Dans sa réalisation des séries Régénérescence, Vision
et Polybride, l’artiste a fait preuve d’une cohérence sémiotique indéniable et
d’une grande habileté technique. Les effets de fondus, de flou, de projection,
de transparence, d’opacité sont parfaitement maîtrisés par Pierre Philippe, qui
use de son adresse jusque dans la fabrication du châssis de ses toiles :
« Je travaille généralement sur grand format et je fabrique tout moi-même.
Du châssis en bois à la pose de la toile, commandée par rouleau de 10m sur 2m10
de large. J’emploie exclusivement du lin pour sa résistance. Lorsque je réalise
mes peintures, j’'aime beaucoup le contraste entre la finesse de la peinture,
ses fondus, son aspect lissé et d'un autre côté la brutalité de la giclure.
L'idée est de les unir dans une même composition ».
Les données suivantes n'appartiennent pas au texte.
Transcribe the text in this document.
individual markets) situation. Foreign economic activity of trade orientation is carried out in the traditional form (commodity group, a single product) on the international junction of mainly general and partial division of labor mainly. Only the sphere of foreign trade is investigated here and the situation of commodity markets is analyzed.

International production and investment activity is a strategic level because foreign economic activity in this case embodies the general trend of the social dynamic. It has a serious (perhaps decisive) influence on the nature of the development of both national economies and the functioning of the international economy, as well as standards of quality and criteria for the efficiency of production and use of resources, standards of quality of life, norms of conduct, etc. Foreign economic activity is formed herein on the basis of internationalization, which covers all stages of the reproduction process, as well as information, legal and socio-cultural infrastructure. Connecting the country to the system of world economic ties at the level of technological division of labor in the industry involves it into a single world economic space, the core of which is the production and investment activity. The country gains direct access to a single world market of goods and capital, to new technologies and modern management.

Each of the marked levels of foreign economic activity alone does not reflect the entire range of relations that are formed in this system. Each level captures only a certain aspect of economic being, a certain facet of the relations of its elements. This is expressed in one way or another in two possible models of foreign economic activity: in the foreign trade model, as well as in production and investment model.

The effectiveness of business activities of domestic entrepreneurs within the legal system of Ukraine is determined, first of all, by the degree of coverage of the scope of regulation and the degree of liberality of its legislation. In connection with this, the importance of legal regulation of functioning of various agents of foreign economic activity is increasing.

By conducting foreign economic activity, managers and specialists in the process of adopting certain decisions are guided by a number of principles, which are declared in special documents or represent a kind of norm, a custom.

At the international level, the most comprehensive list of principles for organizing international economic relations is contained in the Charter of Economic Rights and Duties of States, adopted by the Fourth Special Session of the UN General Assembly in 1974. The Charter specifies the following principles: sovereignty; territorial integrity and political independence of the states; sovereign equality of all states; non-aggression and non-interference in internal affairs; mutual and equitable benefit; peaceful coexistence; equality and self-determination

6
Le résultat final de chaque œuvre est le fruit d’un procédé complexe faisant
appel à diverse disciplines. L’artiste emploie des photos de personnes qui lui
sont proches, qu’il transforme à l’aide de différents médiums pour obtenir l’effet voulu avant de les
reproduire : « Avant de me lancer dans la peinture, je pars
d’une image mentale que j’essaye d’approcher en employant tous les mediums qui puissent
me permettre de la représenter. Aussi bien la photo, les logiciels type
Photoshop ou le croquis à la main. Je redessine les lignes, je modifie les
proportions jusqu'à ce que je trouve ce qui me plait. Ces croquis et photos
modifiés sont pour moi des outils de travail que je garde, afin de prendre du
recul sur l’évolution de mon travail, mais que je considère d’avantage comme un
pont vers autre chose de mieux. Ensuite, je quadrille l'image pour que
l'échelle soit respectée lorsque je reporte le dessin sur la toile, mais je ne
projette jamais l’image sur la toile pour la décalquer ». Au travers de sa production d’immenses toiles, Pierre
Philippe semble chercher à figer l’éphémère. Bien que varié, son travail
pictural semble suivre les mêmes questionnements sur le changement et la
transformation : « Le changement que je peins n'est pas le mien, mais
celui qui habite chaque être conscient de son parcours intérieur. Dans le
bouddhisme, il est dit que tout n'est que changement. C'est la loi de
l'impermanence, une loi universelle qui transcende tout. Étant très attaché à
cette notion, j'ai besoin de la transmettre dans la peinture, au travers des
visages qui incarnent des transformations. Je ne me peins pas, je peins les
choses qui m'habitent. Il y a inéluctablement une part de moi, mais ça n'est
pas le but recherché ».
Eveil, huile sur toile, série polybride
Pépite, huile sur toile, 120x150 cm, série polybride
Les premières séries de Pierre Philippe visent à traduire en une image fixe des états psychiques fugaces en exacerbant toutes les caractéristiques physiques qui les traduisent. L’artiste met en place un langage imagé particulièrement percutant : « En décomposant les étapes émotionnelles d'une perception, je cherche à rendre visuellement la puissance qu'elles véhiculent en moi».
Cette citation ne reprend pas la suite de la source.